Akihiko Tanaka (Professor of International Politics, The University of Tokyo)
Akihiko Tanaka is Professor of International Politics at the Institute for Advanced Studies on Asia (IASA) at the University of Tokyo. He served as President of the Japan International Cooperation Agency (JICA) from 2012 to 2015. Prior to that, he was Vice President of the University of Tokyo (2011-2012), Executive Vice President of the University of Tokyo (2009-2011), and Director of the Division of International Affairs of the University of Tokyo (2008-2010). Professor Tanaka's specialties include theories of international politics, contemporary international relations in East Asia, and Japan's foreign policy. He has numerous books and articles in Japanese and English, including The New Middle Ages: The World System in the 21st Century (2002). Tanaka was a Member and Chair for the Abe Fellowship Program Committee from 1991 to 1996.
Sheila Smith (Senior Fellow for Japan Studies, Council on Foreign Relations
Sheila Smith is senior fellow for Japan studies at the Council on Foreign Relations (CFR) and an expert on Japanese politics and foreign policy. She is the author of Intimate Rivals: Japanese Domestic Politics and a Rising China (2015) and Japan's New Politics and the U.S.-Japan Alliance (2014). Her current research focuses on how geostrategic change in Asia is shaping Japan's strategic choices. In the fall of 2014, Smith began a project on Northeast Asian Nationalisms and Alliance Management. She joined CFR from the East-West Center in 2007, where she directed a multinational research team in a cross-national study of the domestic politics of the U.S. military presence in Japan, South Korea, and the Philippines. She teaches as an adjunct professor at the Asian Studies Department of Georgetown University and serves on the board of its Journal of Asian Affairs. Smith was awarded an Abe Fellowship in 2006.
Yoshihide Soeya (Professor of Political Science and International Relations, Keio University)
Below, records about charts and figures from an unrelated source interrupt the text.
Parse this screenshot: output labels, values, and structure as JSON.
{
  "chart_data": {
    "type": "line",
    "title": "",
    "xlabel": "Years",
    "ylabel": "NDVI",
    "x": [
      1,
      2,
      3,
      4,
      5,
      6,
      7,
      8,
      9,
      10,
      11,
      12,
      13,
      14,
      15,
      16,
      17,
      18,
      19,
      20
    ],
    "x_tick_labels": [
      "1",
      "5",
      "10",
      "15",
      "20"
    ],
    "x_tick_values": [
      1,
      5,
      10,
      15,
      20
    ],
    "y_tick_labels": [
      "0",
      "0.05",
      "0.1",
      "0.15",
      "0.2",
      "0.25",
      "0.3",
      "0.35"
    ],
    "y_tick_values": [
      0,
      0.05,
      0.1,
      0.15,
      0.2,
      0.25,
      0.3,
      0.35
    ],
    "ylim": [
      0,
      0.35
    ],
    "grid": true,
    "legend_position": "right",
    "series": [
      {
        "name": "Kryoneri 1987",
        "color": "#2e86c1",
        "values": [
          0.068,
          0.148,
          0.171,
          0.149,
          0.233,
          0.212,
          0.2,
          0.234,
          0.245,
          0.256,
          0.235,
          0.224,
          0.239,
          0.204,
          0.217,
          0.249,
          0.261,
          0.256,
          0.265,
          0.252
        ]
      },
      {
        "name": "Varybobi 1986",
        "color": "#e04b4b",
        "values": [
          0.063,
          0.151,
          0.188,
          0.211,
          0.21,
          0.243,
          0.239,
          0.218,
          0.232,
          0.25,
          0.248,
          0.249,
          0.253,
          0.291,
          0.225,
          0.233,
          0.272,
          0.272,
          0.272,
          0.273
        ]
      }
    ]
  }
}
Yoshihide Soeya is Professor of Political Science and International Relations at the Faculty of Law of Keio University. He is the author of Japan's Economic Diplomacy with China, 1945-1978 (Oxford: Clarendon Press 1998) and Japan's Middle-Power Diplomacy (2005). He also co-edited Japan as a 'Normal Country'?: A Country in Search of its Place in the World (2011). His area of expertise includes politics and security in the Asia-Pacific Region, U.S.-China-Japan Relations, and Japan's external relations and diplomacy. He received his B.A. and Masters in International Relations from Sophia University and a Ph.D. in Political Science from the University of Michigan. Soeya was awarded an Abe Fellowship in 1992 and has also served as Chair of the Abe Fellowship Program Committee.